La course à la direction semble donc bel et bien démarrée, et elle pourrait prendre un virage déterminant lorsqu'un ancien poids lourd du gouvernement Harper, Peter MacKay, lèvera enfin le voile sur ses intentions.

L'ex-ministre, qui avait quitté la vie politique en mai 2015 afin de consacrer davantage de temps à sa jeune famille, a reconnu dans une entrevue accordée il y a un peu plus d'une semaine qu'il devrait trancher bientôt.

«Évidemment, une décision devra être prise sous peu, parce que je ne veux pas garder les gens dans l'ignorance ou influencer leur décision», a soutenu celui qui est donné favori dans la plupart des sondages menés au cours des derniers mois.

On surveille aussi l'entrée en scène possible d'une autre conservatrice originaire de la région - Lisa Raitt représente la circonscription ontarienne de Milton, mais elle est native de l'île du Cap-Breton, en Nouvelle-Écosse.

L'ancienne ministre des Transports a pris sa décision, mais elle n'est pas prête à l'annoncer.

«Je prévois aller au caucus sans avoir dit quoi que ce soit à ce sujet», a-t-elle signalé vendredi dernier en point de presse au parlement, disant cependant comprendre qu'à deux mois du premier débat entre candidats, certains qui pourraient être tentés par l'aventure ont hâte qu'elle affiche ses couleurs.

Les deux possibles représentants de l'Atlantique, à l'instar de plusieurs candidats déclarés ou pressentis - Kellie Leitch, Deepak Obhrai, Brad Trost, Erin O'Toole ou encore l'homme d'affaires Kevin O'Leary - ne parlent pas couramment français.

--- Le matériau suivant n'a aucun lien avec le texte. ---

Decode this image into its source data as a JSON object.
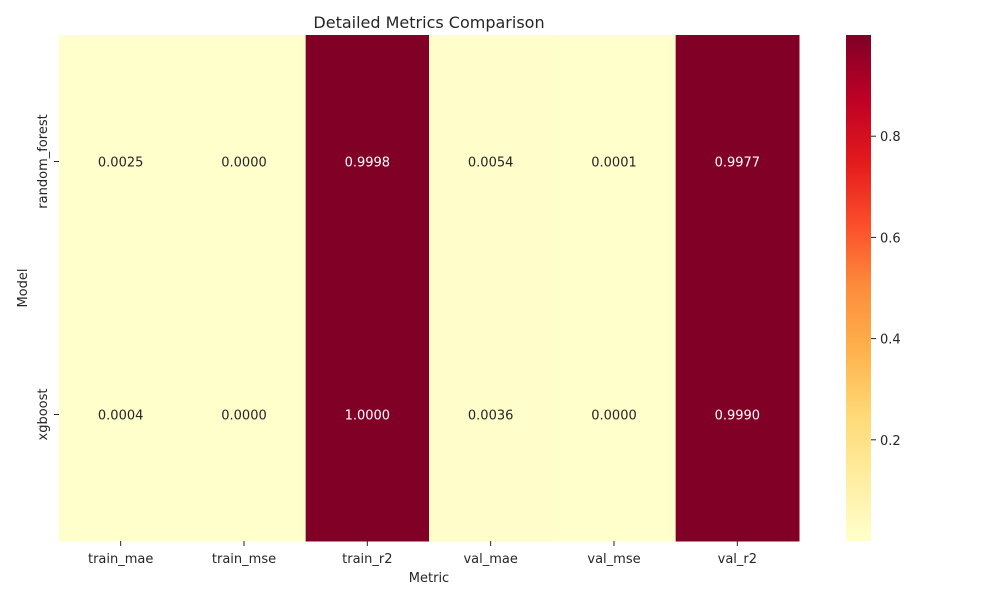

Le chef adjoint Denis Lebel maintient que le bilinguisme du prochain chef est «non négociable». Il refuse toutefois de se prononcer sur le niveau de maîtrise des candidats qui sont en lice ou qui s'apprêtent à sauter dans la mêlée.

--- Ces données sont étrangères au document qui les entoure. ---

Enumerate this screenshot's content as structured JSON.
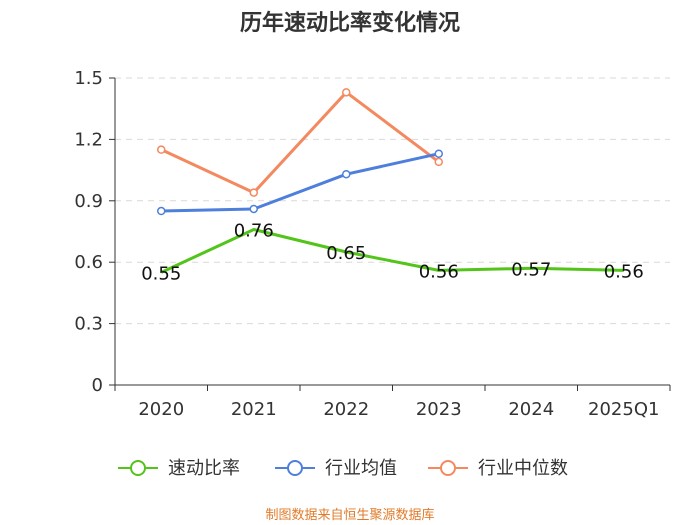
{
  "chart_data": {
    "type": "line",
    "title": "历年速动比率变化情况",
    "categories": [
      "2020",
      "2021",
      "2022",
      "2023",
      "2024",
      "2025Q1"
    ],
    "ylim": [
      0,
      1.5
    ],
    "yticks": [
      "0",
      "0.3",
      "0.6",
      "0.9",
      "1.2",
      "1.5"
    ],
    "ytick_values": [
      0,
      0.3,
      0.6,
      0.9,
      1.2,
      1.5
    ],
    "grid": true,
    "legend_position": "bottom",
    "series": [
      {
        "name": "速动比率",
        "color": "#52c41a",
        "values": [
          0.55,
          0.76,
          0.65,
          0.56,
          0.57,
          0.56
        ],
        "labels": [
          "0.55",
          "0.76",
          "0.65",
          "0.56",
          "0.57",
          "0.56"
        ],
        "show_markers": false
      },
      {
        "name": "行业均值",
        "color": "#4e7fdc",
        "values": [
          0.85,
          0.86,
          1.03,
          1.13,
          null,
          null
        ],
        "show_markers": true
      },
      {
        "name": "行业中位数",
        "color": "#f4895f",
        "values": [
          1.15,
          0.94,
          1.43,
          1.09,
          null,
          null
        ],
        "show_markers": true
      }
    ]
  },
  "source_text": "制图数据来自恒生聚源数据库"
}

«Moi, je ne suis pas le commissaire aux langues officielles pour juger si quelqu'un utilise ou pas de façon adéquate les deux langues. Ce sera aux militants de choisir», s'est-il contenté d'offrir.

Le Parti conservateur prévoit organiser un total de cinq joutes oratoires - dont une exclusivement en français, qui devrait avoir lieu au Québec en janvier ou en février.

Désert conservateur

Les conservateurs ne comptent aucun député de l'Atlantique au sein de leur députation.

Le 19 octobre dernier, le parti a été complètement rayé de la carte, le Parti libéral du Canada (PLC) ayant raflé les 32 sièges de la région.

S'ils se réunissent en Nouvelle-Écosse, c'est pour tenter de rétablir les ponts avec les électeurs de ce coin de pays, a indiqué Denis Lebel.

«C'est facile à comprendre qu'on a besoin de redorer notre blason et de travailler fort en Atlantique», a-t-il laissé tomber.

Le chef adjoint s'attend à entendre ici des doléances concernant le nouveau processus de nomination des juges à la Cour suprême du Canada.

Des voix se sont élevées après que les libéraux eurent refusé de s'engager à respecter le principe de représentativité régionale - la convention voudrait que le juge néo-écossais Thomas Cromwell, qui a pris sa retraite le 1er septembre dernier, soit remplacé par un magistrat de l'Atlantique.